C’est que ce prêtre, sérieusement penché sur l’alcool, tient à sa réputation de prêtre le plus apprécié du diocèse, et est prêt à pas mal d’arrangements au passage…

Mais quand surgit face à lui un jeune séminariste (remarquable Valentin de Carbonnières) qui ne partage pas vraiment les mêmes idées, la confrontation va faire des étincelles!

Si les thèmes abordés, du célibat des prêtres à l’homosexualité et autres positions de l’église ne m’ont pas forcément captivée, la pièce vaut pour ces belles joutes oratoires entre ces deux hommes que tout oppose et ne manque pas d’humour.

A travers ce duel, les deux hommes vont évoluer peu à peu, et la deuxième partie de la pièce se révèle beaucoup plus touchante. Un crescendo apprécié !

Le carcan de l’institution, les luttes de pouvoir, la place et l’histoire de chacun, les thèmes s’élargissent et la « transmission » de l’un vers l’autre devient véritable échange, riche d’humanité.

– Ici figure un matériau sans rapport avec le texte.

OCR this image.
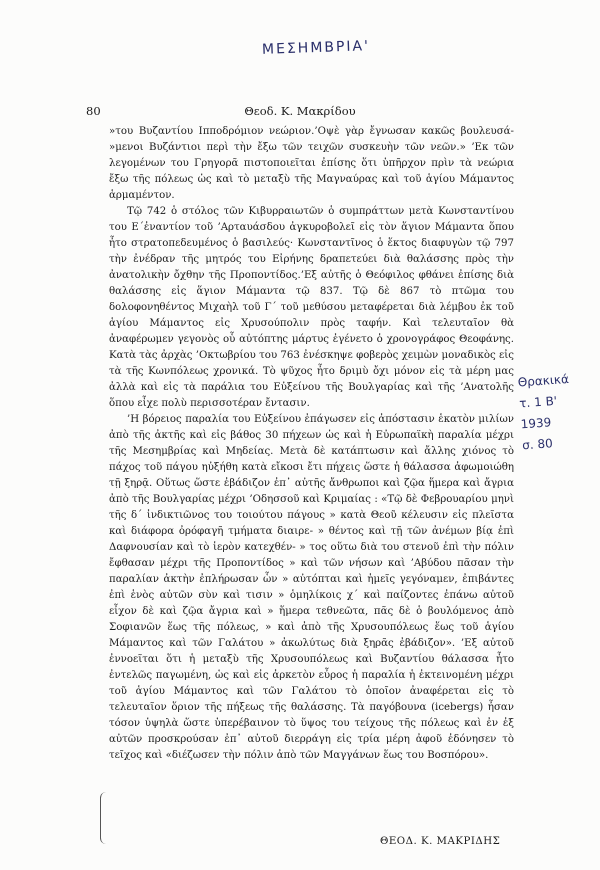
ΜΕΣΗΜΒΡΙΑ'
80	Θεοδ. Κ. Μακρίδου

»του Βυζαντίου Ιπποδρόμιον νεώριον.’Οψὲ γὰρ ἔγνωσαν κακῶς βουλευσά- »μενοι Βυζάντιοι περὶ τὴν ἔξω τῶν τειχῶν συσκευὴν τῶν νεῶν.» ’Εκ τῶν λεγομένων του Γρηγορᾶ πιστοποιεῖται ἐπίσης ὅτι ὑπῆρχον πρὶν τὰ νεώρια ἔξω τῆς πόλεως ὡς καὶ τὸ μεταξὺ τῆς Μαγναύρας καὶ τοῦ ἁγίου Μάμαντος ἁρμαμέντον.

Τῷ 742 ὁ στόλος τῶν Κιβυρραιωτῶν ὁ συμπράττων μετὰ Κωνσταντίνου του Ε΄ἐναντίον τοῦ ’Αρταυάσδου ἀγκυροβολεῖ εἰς τὸν ἅγιον Μάμαντα ὅπου ἦτο στρατοπεδευμένος ὁ βασιλεύς· Κωνσταντῖνος ὁ ἕκτος διαφυγὼν τῷ 797 τὴν ἐνέδραν τῆς μητρός του Εἰρήνης δραπετεύει διὰ θαλάσσης πρὸς τὴν ἀνατολικὴν ὄχθην τῆς Προποντίδος.’Εξ αὐτῆς ὁ Θεόφιλος φθάνει ἐπίσης διὰ θαλάσσης εἰς ἅγιον Μάμαντα τῷ 837. Τῷ δὲ 867 τὸ πτῶμα του δολοφονηθέντος Μιχαὴλ τοῦ Γ΄ τοῦ μεθύσου μεταφέρεται διὰ λέμβου ἐκ τοῦ ἁγίου Μάμαντος εἰς Χρυσούπολιν πρὸς ταφήν. Καὶ τελευταῖον θὰ ἀναφέρωμεν γεγονὸς οὗ αὐτόπτης μάρτυς ἐγένετο ὁ χρονογράφος Θεοφάνης. Κατὰ τὰς ἀρχὰς ’Οκτωβρίου του 763 ἐνέσκηψε φοβερὸς χειμὼν μοναδικὸς εἰς τὰ τῆς Κωνπόλεως χρονικά. Τὸ ψῦχος ἦτο δριμὺ ὄχι μόνον εἰς τὰ μέρη μας ἀλλὰ καὶ εἰς τὰ παράλια του Εὐξείνου τῆς Βουλγαρίας καὶ τῆς ’Ανατολῆς ὅπου εἶχε πολὺ περισσοτέραν ἔντασιν.

’Η βόρειος παραλία του Εὐξείνου ἐπάγωσεν εἰς ἀπόστασιν ἑκατὸν μιλίων ἀπὸ τῆς ἀκτῆς καὶ εἰς βάθος 30 πήχεων ὡς καὶ ἡ Εὐρωπαϊκὴ παραλία μέχρι τῆς Μεσημβρίας καὶ Μηδείας. Μετὰ δὲ κατάπτωσιν καὶ ἄλλης χιόνος τὸ πάχος τοῦ πάγου ηὐξήθη κατὰ εἴκοσι ἔτι πήχεις ὥστε ἡ θάλασσα ἀφωμοιώθη τῇ ξηρᾷ. Οὕτως ὥστε ἐβάδιζον ἐπ᾽ αὐτῆς ἄνθρωποι καὶ ζῷα ἥμερα καὶ ἄγρια ἀπὸ τῆς Βουλγαρίας μέχρι ’Οδησσοῦ καὶ Κριμαίας : «Τῷ δὲ Φεβρουαρίου μηνὶ τῆς δ΄ ἰνδικτιῶνος του τοιούτου πάγους » κατὰ Θεοῦ κέλευσιν εἰς πλεῖστα καὶ διάφορα ὀρόφαγῆ τμήματα διαιρε- » θέντος καὶ τῇ τῶν ἀνέμων βίᾳ ἐπὶ Δαφνουσίαν καὶ τὸ ἱερὸν κατεχθέν- » τος οὕτω διὰ του στενοῦ ἐπὶ τὴν πόλιν ἔφθασαν μέχρι τῆς Προποντίδος » καὶ τῶν νήσων καὶ ’Αβύδου πᾶσαν τὴν παραλίαν ἀκτὴν ἐπλήρωσαν ὧν » αὐτόπται καὶ ἡμεῖς γεγόναμεν, ἐπιβάντες ἐπὶ ἑνὸς αὐτῶν σὺν καὶ τισιν » ὁμηλίκοις χ΄ καὶ παίζοντες ἐπάνω αὐτοῦ εἶχον δὲ καὶ ζῷα ἄγρια καὶ » ἥμερα τεθνεῶτα, πᾶς δὲ ὁ βουλόμενος ἀπὸ Σοφιανῶν ἕως τῆς πόλεως, » καὶ ἀπὸ τῆς Χρυσουπόλεως ἕως τοῦ ἁγίου Μάμαντος καὶ τῶν Γαλάτου » ἀκωλύτως διὰ ξηρᾶς ἐβάδιζον». ’Εξ αὐτοῦ ἐννοεῖται ὅτι ἡ μεταξὺ τῆς Χρυσουπόλεως καὶ Βυζαντίου θάλασσα ἦτο ἐντελῶς παγωμένη, ὡς καὶ εἰς ἀρκετὸν εὖρος ἡ παραλία ἡ ἐκτεινομένη μέχρι τοῦ ἁγίου Μάμαντος καὶ τῶν Γαλάτου τὸ ὁποῖον ἀναφέρεται εἰς τὸ τελευταῖον ὅριον τῆς πήξεως τῆς θαλάσσης. Τὰ παγόβουνα (icebergs) ἦσαν τόσον ὑψηλὰ ὥστε ὑπερέβαινον τὸ ὕψος του τείχους τῆς πόλεως καὶ ἐν ἐξ αὐτῶν προσκρούσαν ἐπ᾽ αὐτοῦ διερράγη εἰς τρία μέρη ἀφοῦ ἐδόνησεν τὸ τεῖχος καὶ «διέζωσεν τὴν πόλιν ἀπὸ τῶν Μαγγάνων ἕως του Βοσπόρου».

Θρακικά
τ. 1 Β'
1939
σ. 80
ΘΕΟΔ. Κ. ΜΑΚΡΙΔΗΣ
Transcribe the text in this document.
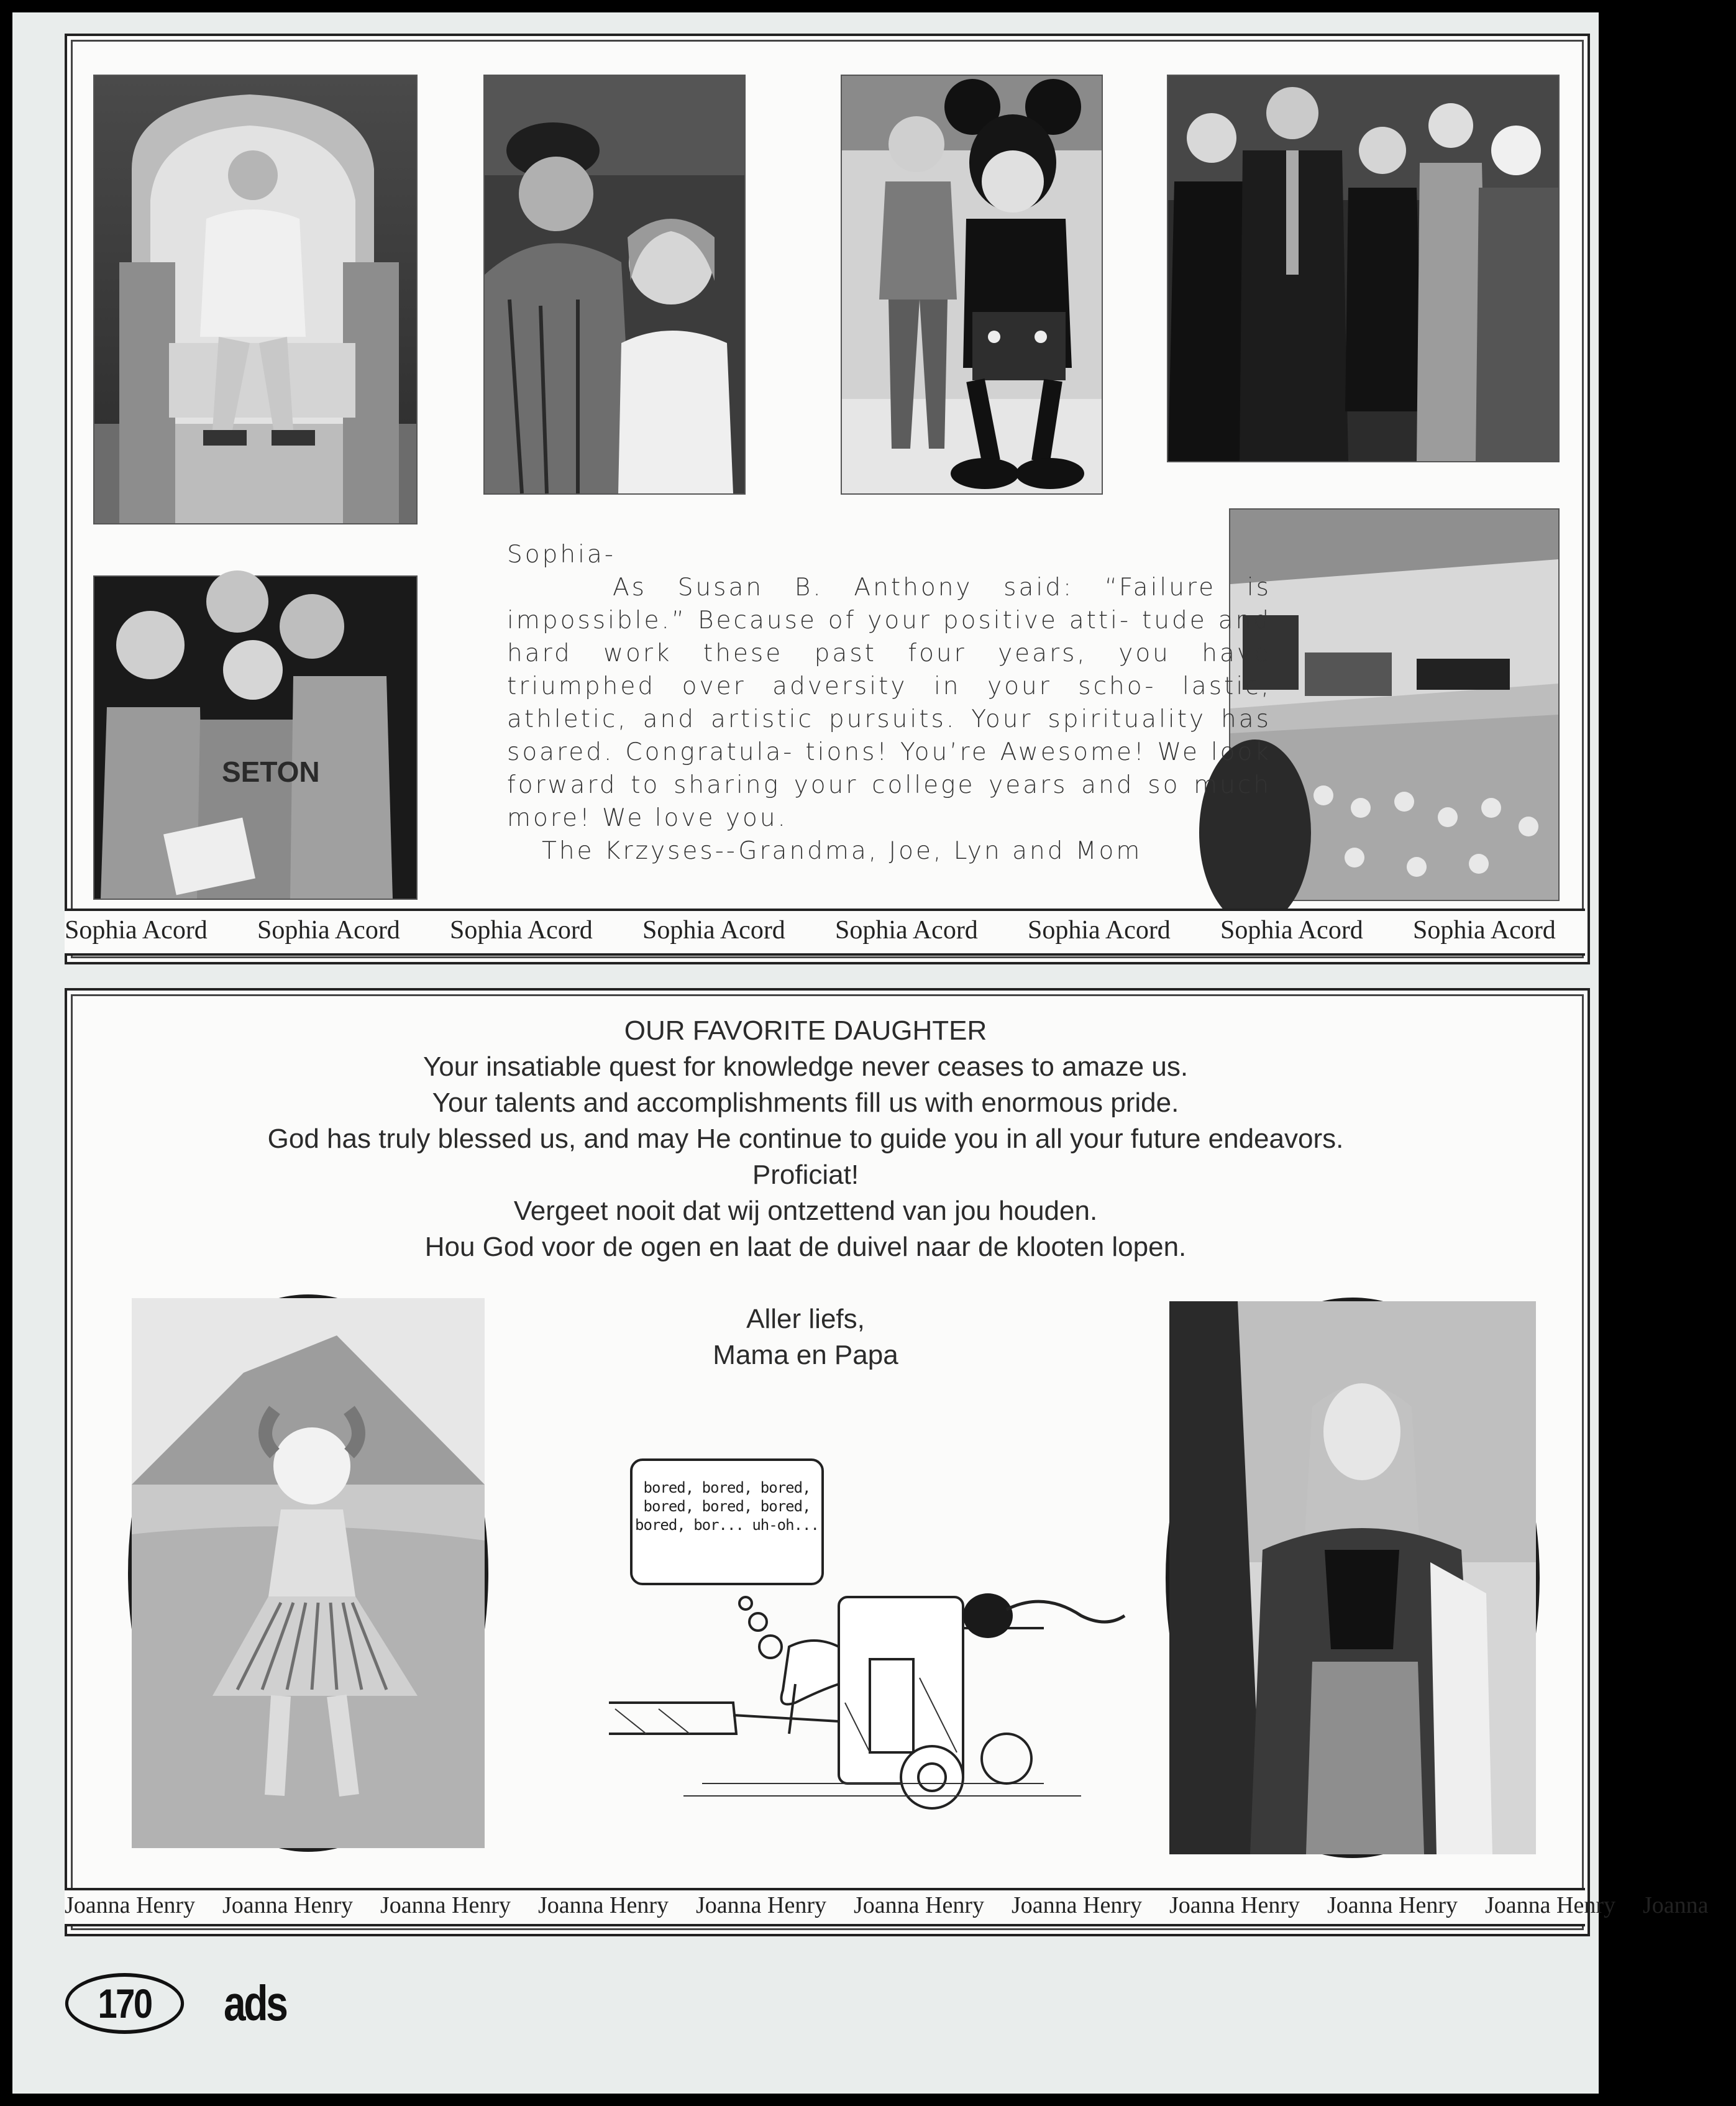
SETON
Sophia-
As Susan B. Anthony said: “Failure is impossible.” Because of your positive atti- tude and hard work these past four years, you have triumphed over adversity in your scho- lastic, athletic, and artistic pursuits. Your spirituality has soared. Congratula- tions! You’re Awesome! We look forward to sharing your college years and so much more! We love you.
The Krzyses--Grandma, Joe, Lyn and Mom
Sophia Acord Sophia Acord Sophia Acord Sophia Acord Sophia Acord Sophia Acord Sophia Acord Sophia Acord

OUR FAVORITE DAUGHTER

Your insatiable quest for knowledge never ceases to amaze us.

Your talents and accomplishments fill us with enormous pride.

God has truly blessed us, and may He continue to guide you in all your future endeavors.

Proficiat!

Vergeet nooit dat wij ontzettend van jou houden.

Hou God voor de ogen en laat de duivel naar de klooten lopen.

Aller liefs,

Mama en Papa

bored, bored, bored,
bored, bored, bored,
bored, bor... uh-oh...
Joanna Henry Joanna Henry Joanna Henry Joanna Henry Joanna Henry Joanna Henry Joanna Henry Joanna Henry Joanna Henry Joanna Henry Joanna
170	ads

Une belle complicité entre deux interprètes de talent, et une belle soirée tout court!
4 mars 2020
8/10
9 0
Le père Tim Farley monte en chaire, il a du punch et du bagout ! Son sermon est joyeux, on ne peut pas dire que l’austérité est à l’ordre du jour ! Mais voilà qu’un trublion intervient, jeune, sportif, il prend la parole au grand dam de Farley.

C’est Mark Dolson, jeune séminariste, le père Farley doit le former selon les voeux de l’Evêché, Mark a des idées un peu trop progressistes. Il ne voit pas pourquoi les femmes ne peuvent pas prétendre à la prêtrise, ce sont les femmes qui ont le mieux servi Jésus. Et le sujet qui fâche, l’homosexualité… l’amour, le sexe.

Farley se serait bien passé de ce genre de discussion, il veut sa tranquillité et surtout former Mark à ses nouvelles fonctions. Farley enfin accepté par ses paroissiens, ça n’a pas été simple à ses débuts, et il accepte volontiers les petits cadeaux, surtout les bonnes bouteilles.

Mark affronte le père Farley sur tous les points et surtout, tente de lui faire oublier la boisson, il n’aime pas non plus les paroissiens, selon lui, leur manque de charité, leur côté bling-bling, oui il fonce tête baissée. Pourtant, il trouvera avec Tim Farley, après quelques engueulades, quelques conseils non suivis, un partenaire de taille, un soutien. Il faut voir Farley et Mark répétant le sermon dominical ou encore les conseils pour écouter un paroissien dans le malheur !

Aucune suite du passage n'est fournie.